When Alice Munro announced recently that she was retiring from writing at age 81, she said she was inspired by Philip Roth’s decision to do the same last year. Roth was 79 at the time, and had won every major American literary prize there is, plus a few others. Munro is no slouch herself, having won the prestigious Booker Prize in 2009 and the Governor General’s Award for Fiction from her home country, Canada, three times.
This might help explain why her announcement of retirement landed her on the front page of the New York Times (at the bottom, admittedly, and only to point readers to the full story in the Arts section, but still). When people like Munro retire, readers are often shocked and may even feel betrayed. How could someone who, to us, is nothing but a writer — and a successful one at that, which automatically places Munro in a coveted position — want to do anything else? If she’s not writing, does she even exist? Who is Alice Munro if not Alice Munro, novelist?

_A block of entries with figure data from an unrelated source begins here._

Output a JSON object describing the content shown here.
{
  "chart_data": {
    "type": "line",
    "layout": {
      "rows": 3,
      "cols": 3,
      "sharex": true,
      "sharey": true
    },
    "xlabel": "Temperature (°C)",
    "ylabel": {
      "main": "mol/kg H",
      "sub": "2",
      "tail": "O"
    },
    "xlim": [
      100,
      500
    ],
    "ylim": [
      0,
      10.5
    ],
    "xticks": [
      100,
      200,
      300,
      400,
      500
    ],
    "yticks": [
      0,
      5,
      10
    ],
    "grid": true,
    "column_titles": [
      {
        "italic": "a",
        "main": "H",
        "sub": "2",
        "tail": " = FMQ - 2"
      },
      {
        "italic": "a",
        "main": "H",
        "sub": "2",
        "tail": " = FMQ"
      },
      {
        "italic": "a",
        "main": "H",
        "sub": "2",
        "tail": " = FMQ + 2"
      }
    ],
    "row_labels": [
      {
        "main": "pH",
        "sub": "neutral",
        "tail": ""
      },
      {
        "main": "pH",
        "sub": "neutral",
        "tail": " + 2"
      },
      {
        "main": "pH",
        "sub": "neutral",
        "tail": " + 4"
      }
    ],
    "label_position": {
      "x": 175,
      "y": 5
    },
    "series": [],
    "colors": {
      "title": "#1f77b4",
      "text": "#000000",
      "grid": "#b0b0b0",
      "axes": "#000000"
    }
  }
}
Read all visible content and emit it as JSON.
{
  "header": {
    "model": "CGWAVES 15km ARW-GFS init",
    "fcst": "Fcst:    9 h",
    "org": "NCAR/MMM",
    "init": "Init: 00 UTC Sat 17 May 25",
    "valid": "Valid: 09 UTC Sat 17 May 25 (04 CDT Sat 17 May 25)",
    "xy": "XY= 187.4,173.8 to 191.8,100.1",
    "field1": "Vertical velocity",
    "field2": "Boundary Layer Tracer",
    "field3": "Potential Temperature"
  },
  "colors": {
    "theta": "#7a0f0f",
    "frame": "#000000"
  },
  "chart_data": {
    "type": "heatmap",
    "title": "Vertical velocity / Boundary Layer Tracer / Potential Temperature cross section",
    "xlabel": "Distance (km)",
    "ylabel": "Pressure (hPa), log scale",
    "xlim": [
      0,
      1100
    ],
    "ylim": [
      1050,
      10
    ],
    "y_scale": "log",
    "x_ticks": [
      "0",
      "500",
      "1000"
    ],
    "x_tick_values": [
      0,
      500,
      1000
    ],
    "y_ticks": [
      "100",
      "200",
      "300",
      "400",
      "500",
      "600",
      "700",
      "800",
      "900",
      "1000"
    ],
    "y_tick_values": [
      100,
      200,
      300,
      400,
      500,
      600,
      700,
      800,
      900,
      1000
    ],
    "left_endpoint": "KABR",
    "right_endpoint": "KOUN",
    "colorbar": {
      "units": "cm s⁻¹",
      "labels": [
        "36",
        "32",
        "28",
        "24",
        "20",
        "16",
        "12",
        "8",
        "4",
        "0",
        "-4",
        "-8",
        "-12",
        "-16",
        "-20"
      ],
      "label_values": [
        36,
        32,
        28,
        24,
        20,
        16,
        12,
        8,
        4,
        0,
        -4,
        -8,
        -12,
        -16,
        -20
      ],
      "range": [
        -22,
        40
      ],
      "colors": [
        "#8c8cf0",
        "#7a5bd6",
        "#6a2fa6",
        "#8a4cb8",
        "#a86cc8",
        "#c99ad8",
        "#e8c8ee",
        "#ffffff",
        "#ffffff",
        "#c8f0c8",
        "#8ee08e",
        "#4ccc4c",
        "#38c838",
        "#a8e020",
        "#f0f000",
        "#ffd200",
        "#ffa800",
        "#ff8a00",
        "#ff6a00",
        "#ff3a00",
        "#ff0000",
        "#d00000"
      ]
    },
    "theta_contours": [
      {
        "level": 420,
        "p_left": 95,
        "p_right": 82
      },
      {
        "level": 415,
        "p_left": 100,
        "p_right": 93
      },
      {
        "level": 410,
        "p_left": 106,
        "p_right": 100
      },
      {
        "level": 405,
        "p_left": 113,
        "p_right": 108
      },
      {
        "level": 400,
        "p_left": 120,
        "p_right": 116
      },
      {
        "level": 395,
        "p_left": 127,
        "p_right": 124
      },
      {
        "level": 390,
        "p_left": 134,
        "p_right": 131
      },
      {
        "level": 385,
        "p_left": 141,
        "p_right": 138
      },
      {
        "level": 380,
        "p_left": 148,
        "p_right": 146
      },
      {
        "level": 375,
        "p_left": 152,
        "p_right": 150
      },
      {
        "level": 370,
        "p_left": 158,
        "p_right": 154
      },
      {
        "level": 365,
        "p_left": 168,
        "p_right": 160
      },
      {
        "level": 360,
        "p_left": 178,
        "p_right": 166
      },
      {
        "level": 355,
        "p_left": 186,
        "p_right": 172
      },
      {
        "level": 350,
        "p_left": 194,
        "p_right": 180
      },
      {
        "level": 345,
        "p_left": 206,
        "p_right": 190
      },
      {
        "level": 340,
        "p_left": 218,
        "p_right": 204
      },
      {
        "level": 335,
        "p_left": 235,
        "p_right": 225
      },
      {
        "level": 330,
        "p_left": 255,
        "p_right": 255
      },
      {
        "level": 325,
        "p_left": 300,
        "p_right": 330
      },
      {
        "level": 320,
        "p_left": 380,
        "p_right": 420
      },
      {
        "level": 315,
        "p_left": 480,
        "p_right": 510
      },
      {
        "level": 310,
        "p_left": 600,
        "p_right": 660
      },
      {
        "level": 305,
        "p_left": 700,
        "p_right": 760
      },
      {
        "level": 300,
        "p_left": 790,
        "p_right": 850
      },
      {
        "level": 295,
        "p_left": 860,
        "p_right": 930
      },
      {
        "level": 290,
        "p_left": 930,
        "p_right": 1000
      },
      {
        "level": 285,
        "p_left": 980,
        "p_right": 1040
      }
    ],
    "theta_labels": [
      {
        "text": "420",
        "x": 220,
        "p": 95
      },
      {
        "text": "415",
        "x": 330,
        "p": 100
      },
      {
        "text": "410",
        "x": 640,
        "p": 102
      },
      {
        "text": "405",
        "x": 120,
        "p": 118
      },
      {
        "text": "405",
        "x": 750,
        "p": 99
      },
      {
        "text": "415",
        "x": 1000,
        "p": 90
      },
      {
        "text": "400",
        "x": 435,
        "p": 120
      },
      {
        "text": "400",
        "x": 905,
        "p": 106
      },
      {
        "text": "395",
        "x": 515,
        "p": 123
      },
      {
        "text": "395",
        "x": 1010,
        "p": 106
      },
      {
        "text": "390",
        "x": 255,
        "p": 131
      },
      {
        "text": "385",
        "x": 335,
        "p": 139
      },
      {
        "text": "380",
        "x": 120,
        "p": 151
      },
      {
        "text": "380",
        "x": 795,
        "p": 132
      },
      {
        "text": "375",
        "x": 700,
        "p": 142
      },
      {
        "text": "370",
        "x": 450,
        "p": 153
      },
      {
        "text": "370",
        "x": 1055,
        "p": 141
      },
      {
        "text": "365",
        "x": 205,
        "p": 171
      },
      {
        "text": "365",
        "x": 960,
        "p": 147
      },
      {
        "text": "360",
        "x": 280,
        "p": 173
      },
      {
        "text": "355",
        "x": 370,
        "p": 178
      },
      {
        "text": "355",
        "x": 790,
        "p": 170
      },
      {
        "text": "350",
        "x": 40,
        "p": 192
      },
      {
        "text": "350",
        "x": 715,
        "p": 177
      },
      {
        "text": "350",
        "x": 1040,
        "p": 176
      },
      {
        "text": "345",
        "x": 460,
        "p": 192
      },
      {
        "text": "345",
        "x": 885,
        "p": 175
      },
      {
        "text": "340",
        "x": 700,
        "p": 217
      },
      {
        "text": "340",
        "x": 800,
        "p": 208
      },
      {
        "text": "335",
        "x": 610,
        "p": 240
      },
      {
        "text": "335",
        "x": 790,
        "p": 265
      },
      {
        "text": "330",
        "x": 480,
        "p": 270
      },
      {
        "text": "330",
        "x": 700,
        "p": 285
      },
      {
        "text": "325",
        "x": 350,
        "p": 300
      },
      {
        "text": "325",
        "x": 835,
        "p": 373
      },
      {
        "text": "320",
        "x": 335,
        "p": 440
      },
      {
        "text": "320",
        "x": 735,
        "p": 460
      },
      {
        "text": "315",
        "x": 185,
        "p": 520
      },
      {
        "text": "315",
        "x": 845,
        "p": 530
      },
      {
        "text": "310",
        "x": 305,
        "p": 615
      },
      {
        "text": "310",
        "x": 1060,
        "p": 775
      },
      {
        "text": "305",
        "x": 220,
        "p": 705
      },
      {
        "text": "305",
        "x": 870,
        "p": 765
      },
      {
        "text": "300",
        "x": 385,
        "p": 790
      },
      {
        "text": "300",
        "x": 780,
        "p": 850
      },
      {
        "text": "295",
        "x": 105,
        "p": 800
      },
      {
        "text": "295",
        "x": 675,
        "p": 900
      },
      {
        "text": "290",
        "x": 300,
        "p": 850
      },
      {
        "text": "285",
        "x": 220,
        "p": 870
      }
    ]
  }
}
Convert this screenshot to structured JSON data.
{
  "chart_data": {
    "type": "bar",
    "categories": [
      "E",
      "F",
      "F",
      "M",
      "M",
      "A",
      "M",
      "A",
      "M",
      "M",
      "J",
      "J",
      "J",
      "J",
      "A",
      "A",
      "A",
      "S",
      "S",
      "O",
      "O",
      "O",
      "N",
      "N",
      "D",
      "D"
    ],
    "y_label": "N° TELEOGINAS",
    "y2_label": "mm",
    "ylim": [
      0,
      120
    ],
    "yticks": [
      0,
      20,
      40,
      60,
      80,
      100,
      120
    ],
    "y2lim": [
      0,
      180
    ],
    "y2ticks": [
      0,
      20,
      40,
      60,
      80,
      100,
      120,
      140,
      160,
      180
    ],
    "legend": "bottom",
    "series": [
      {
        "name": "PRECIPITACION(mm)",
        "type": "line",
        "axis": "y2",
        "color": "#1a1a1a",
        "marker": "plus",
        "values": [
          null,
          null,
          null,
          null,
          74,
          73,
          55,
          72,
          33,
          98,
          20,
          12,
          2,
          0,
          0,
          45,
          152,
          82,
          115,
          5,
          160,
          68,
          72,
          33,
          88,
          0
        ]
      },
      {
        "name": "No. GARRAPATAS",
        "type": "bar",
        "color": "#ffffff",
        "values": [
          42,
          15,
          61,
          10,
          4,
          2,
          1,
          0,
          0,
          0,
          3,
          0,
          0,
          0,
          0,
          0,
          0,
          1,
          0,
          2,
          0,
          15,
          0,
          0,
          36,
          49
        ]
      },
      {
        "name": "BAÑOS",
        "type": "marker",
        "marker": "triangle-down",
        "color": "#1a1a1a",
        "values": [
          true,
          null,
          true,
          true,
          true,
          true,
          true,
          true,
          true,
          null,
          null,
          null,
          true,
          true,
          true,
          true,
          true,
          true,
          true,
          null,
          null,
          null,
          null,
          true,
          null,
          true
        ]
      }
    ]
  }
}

I’ve never read a word by Alice Munro, so I can’t speak to her talents or lament the premature loss of yet another literary voice. I use the word “premature” deliberately, because we have an assumption that as long as a writer breathes, she should be writing too. Only death is an acceptable excuse for not delivering another book, poem, collection of short stories, memoir, or even a series of letters. We expect a prodigious output from our favorite authors and don’t waste time thinking about what they’re doing in the meantime. Sick? They’ll get over it. Lonely? Please. Carpal tunnel? Never thought about that.
It even elicits skepticism about the announcement itself; as soon as people hear an artist is retiring, they start asking if it’s for real.
But why can’t Alice Munro, or Philip Roth, or for that matter, Steven Soderbergh, who also recently announced his retirement from making films, throw in the towel just as acceptably as, say, your dentist? Surely writers too have things they’d like to do besides entering into the dark chasm of creativity virtually every day of their lives. Surely they, too, sometimes just want to watch TV.
It seems obvious that writing, like anything else, is a job that can get exhausting, and that a human being should be free to pursue other things. We’re taught from an early age not to define ourselves by our work, and yet, we hold artists to a different standard. Sure, your dentist has a right to care about something besides your root canal, but a writer — his concern should be the truth. How do you retire from that?
Apparently, by simply telling the world, “Thanks for reading, folks. I’m finally going to learn how to play the piano.” (Or whatever.)
It may just be the most rebellious thing a writer can do.